Not everyone agrees. Rep. Charles E. Bennett, D-Fla., argues that the Patriot is a land-based tactical weapons system on which the space-based SDI ($4.58 billion requested for the next fiscal year) should not be allowed to ride piggyback. Speaker Tom Foley calls it a "disingenuous" argument.
As for the four B-2 bombers the Air Force wants to build in fiscal 1992 at a cost of $4.6 billion, Rep. John R. Kasich, R-Ohio, says new bombers to penetrate Soviet air space remain "unnecessary and unaffordable." "The gulf war has proven the effectiveness of standoff (unmanned) weapons such as the Tomahawk cruise missiles," he contends.

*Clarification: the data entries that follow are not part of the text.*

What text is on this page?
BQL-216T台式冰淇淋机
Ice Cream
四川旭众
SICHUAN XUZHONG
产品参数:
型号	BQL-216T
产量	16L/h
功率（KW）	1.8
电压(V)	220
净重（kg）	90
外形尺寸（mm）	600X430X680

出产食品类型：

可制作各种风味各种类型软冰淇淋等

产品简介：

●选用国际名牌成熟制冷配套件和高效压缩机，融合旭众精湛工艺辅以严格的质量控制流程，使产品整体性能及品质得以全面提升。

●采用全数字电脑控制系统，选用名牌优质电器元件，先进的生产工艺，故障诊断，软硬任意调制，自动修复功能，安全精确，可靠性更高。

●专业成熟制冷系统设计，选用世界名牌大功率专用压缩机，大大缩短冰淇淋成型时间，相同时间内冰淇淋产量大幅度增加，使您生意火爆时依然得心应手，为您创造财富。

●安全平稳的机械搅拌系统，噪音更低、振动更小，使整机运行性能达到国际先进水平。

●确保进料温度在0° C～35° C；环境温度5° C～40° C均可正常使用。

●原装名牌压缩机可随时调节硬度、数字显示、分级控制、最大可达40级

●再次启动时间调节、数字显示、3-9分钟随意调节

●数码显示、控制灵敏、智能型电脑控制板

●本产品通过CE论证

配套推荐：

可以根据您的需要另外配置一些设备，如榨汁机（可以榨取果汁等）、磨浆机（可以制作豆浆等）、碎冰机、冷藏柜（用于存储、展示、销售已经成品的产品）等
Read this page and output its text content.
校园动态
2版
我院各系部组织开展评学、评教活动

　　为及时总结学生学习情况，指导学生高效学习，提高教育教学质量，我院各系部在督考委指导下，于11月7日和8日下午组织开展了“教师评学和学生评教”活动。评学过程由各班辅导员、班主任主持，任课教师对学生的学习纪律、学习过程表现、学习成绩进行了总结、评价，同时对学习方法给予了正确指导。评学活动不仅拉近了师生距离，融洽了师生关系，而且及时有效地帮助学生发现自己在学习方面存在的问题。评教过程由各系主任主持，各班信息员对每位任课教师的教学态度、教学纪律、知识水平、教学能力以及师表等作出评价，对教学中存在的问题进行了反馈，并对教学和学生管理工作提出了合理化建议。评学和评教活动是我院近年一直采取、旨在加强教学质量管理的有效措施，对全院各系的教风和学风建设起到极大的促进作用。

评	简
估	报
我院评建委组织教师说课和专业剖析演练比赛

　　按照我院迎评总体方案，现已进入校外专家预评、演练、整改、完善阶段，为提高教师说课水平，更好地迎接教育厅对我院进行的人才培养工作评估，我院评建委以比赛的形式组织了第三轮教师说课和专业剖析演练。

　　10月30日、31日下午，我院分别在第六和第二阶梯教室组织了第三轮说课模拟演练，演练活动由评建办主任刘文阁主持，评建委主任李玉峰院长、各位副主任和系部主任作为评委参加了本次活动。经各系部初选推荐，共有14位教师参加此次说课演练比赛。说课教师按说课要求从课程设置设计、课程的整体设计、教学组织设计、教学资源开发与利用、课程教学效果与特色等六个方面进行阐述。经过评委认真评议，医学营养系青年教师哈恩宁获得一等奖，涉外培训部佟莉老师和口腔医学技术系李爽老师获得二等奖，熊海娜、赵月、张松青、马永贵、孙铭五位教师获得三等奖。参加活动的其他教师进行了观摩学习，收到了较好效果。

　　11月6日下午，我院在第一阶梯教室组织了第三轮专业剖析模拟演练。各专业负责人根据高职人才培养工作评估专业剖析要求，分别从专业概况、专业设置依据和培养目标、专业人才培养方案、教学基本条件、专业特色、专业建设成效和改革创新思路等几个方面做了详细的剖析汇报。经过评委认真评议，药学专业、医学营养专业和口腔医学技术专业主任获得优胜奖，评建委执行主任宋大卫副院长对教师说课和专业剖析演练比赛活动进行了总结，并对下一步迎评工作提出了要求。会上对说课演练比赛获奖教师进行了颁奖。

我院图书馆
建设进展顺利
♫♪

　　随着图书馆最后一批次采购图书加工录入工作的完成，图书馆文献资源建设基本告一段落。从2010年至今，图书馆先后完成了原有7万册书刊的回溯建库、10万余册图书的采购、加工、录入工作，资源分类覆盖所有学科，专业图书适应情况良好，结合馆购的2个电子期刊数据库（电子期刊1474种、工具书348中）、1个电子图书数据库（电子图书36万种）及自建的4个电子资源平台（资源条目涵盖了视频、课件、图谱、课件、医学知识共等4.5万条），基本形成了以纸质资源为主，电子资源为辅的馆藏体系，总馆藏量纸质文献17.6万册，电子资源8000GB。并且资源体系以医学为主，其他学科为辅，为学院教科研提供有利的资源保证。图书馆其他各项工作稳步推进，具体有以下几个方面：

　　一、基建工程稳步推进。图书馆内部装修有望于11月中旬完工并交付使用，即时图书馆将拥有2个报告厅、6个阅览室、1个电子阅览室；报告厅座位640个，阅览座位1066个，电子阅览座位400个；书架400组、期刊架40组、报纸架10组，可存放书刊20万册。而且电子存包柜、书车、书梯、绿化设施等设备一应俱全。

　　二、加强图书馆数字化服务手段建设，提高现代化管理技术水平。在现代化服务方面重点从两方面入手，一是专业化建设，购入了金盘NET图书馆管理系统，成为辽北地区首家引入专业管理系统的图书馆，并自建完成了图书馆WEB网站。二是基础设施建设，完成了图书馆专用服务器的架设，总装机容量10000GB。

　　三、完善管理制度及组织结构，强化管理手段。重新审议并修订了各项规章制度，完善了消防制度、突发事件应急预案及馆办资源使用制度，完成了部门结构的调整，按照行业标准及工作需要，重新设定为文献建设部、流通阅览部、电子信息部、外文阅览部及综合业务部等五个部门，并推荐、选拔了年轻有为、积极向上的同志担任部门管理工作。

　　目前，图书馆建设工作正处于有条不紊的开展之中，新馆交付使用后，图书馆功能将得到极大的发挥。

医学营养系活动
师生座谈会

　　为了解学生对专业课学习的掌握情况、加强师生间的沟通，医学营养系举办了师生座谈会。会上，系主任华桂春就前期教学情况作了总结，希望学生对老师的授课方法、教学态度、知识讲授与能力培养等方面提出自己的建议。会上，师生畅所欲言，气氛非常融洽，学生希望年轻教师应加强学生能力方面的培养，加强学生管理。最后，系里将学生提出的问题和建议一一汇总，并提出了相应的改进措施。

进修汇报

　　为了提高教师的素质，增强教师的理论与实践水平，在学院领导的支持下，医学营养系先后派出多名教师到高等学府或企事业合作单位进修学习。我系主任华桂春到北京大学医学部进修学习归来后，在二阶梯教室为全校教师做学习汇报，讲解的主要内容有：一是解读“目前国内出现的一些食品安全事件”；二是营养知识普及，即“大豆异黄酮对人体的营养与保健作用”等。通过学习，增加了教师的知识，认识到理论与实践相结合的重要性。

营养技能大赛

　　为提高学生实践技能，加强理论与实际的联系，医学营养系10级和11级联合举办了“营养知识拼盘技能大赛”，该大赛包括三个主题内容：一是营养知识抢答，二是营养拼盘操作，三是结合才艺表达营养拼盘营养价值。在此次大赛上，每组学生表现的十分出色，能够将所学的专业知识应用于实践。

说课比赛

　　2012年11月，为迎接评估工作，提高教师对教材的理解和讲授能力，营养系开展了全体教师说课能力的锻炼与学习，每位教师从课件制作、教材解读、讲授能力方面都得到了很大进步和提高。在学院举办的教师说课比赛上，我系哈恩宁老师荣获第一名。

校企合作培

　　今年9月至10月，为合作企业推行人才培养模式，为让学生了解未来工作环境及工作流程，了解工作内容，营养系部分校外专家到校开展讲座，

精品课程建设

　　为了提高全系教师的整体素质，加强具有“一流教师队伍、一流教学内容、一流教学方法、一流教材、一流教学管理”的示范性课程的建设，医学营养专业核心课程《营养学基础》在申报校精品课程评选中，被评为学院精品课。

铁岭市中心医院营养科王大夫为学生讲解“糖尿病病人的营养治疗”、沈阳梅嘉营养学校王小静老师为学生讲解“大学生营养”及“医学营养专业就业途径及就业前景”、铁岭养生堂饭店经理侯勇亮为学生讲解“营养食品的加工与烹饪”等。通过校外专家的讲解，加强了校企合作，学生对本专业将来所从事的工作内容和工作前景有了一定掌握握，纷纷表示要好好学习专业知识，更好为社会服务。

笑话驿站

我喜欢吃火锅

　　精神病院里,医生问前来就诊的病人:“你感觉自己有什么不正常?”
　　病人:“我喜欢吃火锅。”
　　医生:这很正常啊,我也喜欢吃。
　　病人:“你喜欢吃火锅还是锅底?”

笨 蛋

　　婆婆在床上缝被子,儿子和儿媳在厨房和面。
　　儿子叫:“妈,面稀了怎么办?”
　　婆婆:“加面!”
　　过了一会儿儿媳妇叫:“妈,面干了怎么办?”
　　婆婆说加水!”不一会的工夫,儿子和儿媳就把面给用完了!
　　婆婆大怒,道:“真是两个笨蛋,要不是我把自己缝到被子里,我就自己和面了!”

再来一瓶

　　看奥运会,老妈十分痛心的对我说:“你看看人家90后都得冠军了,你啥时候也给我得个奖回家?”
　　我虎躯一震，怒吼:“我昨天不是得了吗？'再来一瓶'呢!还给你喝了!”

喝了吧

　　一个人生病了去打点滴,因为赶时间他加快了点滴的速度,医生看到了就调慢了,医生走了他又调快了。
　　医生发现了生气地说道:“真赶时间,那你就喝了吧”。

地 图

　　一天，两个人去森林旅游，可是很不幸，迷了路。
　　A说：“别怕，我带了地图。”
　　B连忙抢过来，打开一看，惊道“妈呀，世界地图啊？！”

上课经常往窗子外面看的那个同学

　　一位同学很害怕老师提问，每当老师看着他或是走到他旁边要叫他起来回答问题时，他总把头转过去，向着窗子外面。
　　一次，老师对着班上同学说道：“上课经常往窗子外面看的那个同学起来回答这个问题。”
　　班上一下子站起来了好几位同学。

This discussion is complicated by what Mr. Cheney calls the "enormous uncertainty" caused by the resurgence of hardline militaristic elements in the Soviet Union. His $295.2 billion budget request, which does not include an anticipated $15 billion add-on for the gulf war, was formulated on a "good news" prospectus about the Soviet threat that the defense secretary doesn't quite believe.
Missile defense is an issue that encapsulates the contradictions implicit in a post-Cold War budget issued in the midst of a hot regional war at a moment of Soviet regression.
Within the $4.58 billion SDI request are three disparate elements. The major item -- sure to be reduced by Congress -- contemplates huge continuing expenditures on a space-based system to combat a massive Soviet strike. A secondary item follows up President Bush's call for a "refocused" SDI to deal with limited nuclear strikes anywhere in the world. Also included is a $603 million request for a tactical missile defense program that presumably would be one of the successors to the Patriot, which, ironically, is being phased out despite its effectiveness against Scuds.
bring up these points not in opposition to the Cheney budget, which represents a commendable effort to develop a trimmed-down military establishment, but to point to some of the imponderables that must be faced in the coming defense debate.
The armed forces of the future should not be predicated just on a "good news" interpretation of Soviet intentions but on a "bad news" acceptance of regional turbulence in the Third World.